The report concludes that, with the exception of newspapers, media operated better in 2010 than in 2009 on many frontiers. Some new business models began to blossom, for instance.
But the report says that the problems aren't involving audiences or even the new models.

"It may be that in the digital realm the news industry is no longer in control of its own destiny," the executive summary of the report concludes. New intermediaries are adding layers to the relationship between consumers and advertisers, whether they are software manufacturers or platform creators, and their share of the revenue and data pose new challenges.

Among major trends: executives from outside, some willingness to pay, untapped local news opportunities, a new media economy of smaller entities,  and assistance to media via the car bailout.

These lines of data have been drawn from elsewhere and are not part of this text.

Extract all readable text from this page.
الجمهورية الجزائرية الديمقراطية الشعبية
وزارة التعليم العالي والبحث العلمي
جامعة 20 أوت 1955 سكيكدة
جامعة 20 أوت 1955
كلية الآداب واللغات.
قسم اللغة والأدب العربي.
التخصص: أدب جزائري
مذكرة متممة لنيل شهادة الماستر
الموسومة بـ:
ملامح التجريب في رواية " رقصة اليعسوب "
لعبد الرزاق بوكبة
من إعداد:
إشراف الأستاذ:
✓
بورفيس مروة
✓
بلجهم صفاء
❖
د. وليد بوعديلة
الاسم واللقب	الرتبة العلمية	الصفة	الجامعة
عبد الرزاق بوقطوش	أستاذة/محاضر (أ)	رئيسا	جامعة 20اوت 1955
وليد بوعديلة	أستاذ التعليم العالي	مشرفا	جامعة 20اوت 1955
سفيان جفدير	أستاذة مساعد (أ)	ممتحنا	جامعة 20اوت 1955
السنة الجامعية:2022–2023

The report looks at newspapers, online, television networks, cable television, ethnic and alternative press, magazines, audio and some special reports on, among other things, international newspaper  economics and the online experiments in Seattle.
 
 

There is always sage work inside the Project for Excellence in Journalism's annual State of the News Media report, and its trend analysis this time has much to offer the craft in how its work is being used.
It points out that news is no longer a product, but a service, and that news organizations or their Web sites are no longer final destinations. The report is quite negative on the qualities of user-generated content. And there is some pat-on-the-back observations of the innovation taking place in newsrooms.
The more troubling signs for journalism are that the agenda for American news media is narrowing.
And, as if media aren't their own worst enemies, the advertising business is having enormous trouble reshaping itself.
A particularly interesting report within the report is on the future of advertising, and I'll post more on that in the time ahead.